The study probes domain wall topology in Fe-rich FGT, evaluating Bloch and N\'eel characteristics using both LTEM with sample tilt and cross-sectional OAEH. LTEM contrast emerges only upon tilting the sample, typically interpreted as N\'eel-type behavior, but cross-sectional OAEH reveals extremely narrow domain walls ($w = 8.9 \pm 1.5$ nm), compatible with strong perpendicular anisotropy. Micromagnetic simulations, absent Dzyaloshinskii-Moriya interaction (DMI), reproduce both domain textures and wall widths, demonstrating that DMI is not required for the observed domain structure in this off-stoichiometric FGT.

Detailed comparison of phase-gradient profiles with simulated N\'eel and Bloch wall models finds marginally better agreement for Bloch-like topology, though experimental noise limits definitive assignment. The LTEM contrast is predominantly sensitive to the adjacent domain magnetization rather than wall internal structure. Additional surface oxidation or FIB-induced effects may also bias domain wall properties, underscoring the need for complementary methods such as vector field electron holography or in-plane biasing experiments.

Figure 5: LTEM images of exfoliated FGT flakes acquired at different tilt angles, showing tilt-dependent domain wall contrast.

Figure 6: OAEH-derived phase shift profiles across domain walls in cross-sectional geometry, fitted to extract wall width.

Figure 7: Micromagnetic simulation results for coupled FGT layers, illustrating domain texture, wall morphology, and theoretical LTEM contrast.
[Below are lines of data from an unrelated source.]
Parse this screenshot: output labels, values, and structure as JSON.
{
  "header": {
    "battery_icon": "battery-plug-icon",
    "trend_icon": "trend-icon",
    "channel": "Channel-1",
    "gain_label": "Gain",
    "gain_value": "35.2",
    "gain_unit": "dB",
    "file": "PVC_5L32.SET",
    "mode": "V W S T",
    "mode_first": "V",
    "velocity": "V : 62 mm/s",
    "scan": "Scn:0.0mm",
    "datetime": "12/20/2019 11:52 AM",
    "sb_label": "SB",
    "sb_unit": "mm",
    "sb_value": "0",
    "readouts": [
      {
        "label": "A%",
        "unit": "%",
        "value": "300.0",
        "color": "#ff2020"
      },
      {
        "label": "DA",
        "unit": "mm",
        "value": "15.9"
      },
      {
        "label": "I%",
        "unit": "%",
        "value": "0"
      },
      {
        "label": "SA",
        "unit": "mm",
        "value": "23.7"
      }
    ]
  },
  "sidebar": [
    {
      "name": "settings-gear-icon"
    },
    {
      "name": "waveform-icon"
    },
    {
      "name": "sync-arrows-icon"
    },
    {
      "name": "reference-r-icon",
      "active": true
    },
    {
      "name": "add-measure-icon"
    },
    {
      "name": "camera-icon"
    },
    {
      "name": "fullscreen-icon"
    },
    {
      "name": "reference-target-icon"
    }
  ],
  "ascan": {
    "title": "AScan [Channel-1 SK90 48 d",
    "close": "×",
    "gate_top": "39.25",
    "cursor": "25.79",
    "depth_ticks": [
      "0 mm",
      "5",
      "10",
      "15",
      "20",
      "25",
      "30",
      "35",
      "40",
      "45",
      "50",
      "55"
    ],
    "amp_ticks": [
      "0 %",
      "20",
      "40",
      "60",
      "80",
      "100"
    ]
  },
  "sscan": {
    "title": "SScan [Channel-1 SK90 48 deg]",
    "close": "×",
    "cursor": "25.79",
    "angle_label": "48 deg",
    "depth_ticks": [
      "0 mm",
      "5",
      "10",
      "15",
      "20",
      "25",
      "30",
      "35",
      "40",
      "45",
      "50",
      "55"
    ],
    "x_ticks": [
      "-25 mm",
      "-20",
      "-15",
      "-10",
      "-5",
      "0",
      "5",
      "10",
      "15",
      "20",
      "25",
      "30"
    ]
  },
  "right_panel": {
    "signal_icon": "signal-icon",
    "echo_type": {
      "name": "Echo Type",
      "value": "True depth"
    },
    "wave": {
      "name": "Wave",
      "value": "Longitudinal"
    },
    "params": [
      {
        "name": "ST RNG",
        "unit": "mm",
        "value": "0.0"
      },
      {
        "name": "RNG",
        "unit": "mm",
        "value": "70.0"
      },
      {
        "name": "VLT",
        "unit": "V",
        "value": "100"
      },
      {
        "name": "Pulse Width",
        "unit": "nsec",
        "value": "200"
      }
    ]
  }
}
Practical and Theoretical Implications

This work provides a rigorous framework for engineering interlayer magnetic coupling in vdW heterostructures, directly linking spacer thickness to dipolar interaction strength and domain alignment. The $\lambda$ length scale offers a design rule for device architectures requiring field-tunable domain coupling, including spin valves, magnetic tunnel junctions, and spin-orbit torque memories. Surface effects, notably magnetization canting over $_2$0100 nm, necessitate careful consideration in flakes and lamellae with sub-100 nm thickness, as they substantially alter local induction and domain wall properties.

From a theoretical perspective, the results challenge assumptions that tilt-dependent LTEM contrast uniquely identifies N\'eel walls and emphasize the primacy of narrow wall width in Fe-rich FGT. Simulations confirm that basic micromagnetic interactions suffice to model domain structures in these heterostructures, minimizing the necessity for DMI-inclusive models in centrosymmetric FGT. Future advances may involve three-dimensional field mapping via vector electron holography, phase-shifting holography for enhanced spatial resolution, and real-time visualization of domain dynamics under external fields and temperature stimuli.

Conclusion

The quantification of dipolar coupling, domain alignment, and magnetic field distributions in FGT/graphite/FGT vdW heterostructures establishes a predictive link between geometric layer separation and interaction strength, evidenced by a well-defined coupling length scale and corresponding induction attenuation. Surface-driven magnetization canting and narrow domain wall widths arise prominently in device-scale flakes and lamellae. Micromagnetic modeling substantiates the experimental findings, highlighting the minimal role of DMI and underscoring the importance of sample geometry and surface effects. The methodologies and insights presented here lay a foundation for advanced spintronic and quantum information devices based on tunable coupling in vdW magnetic heterostructures.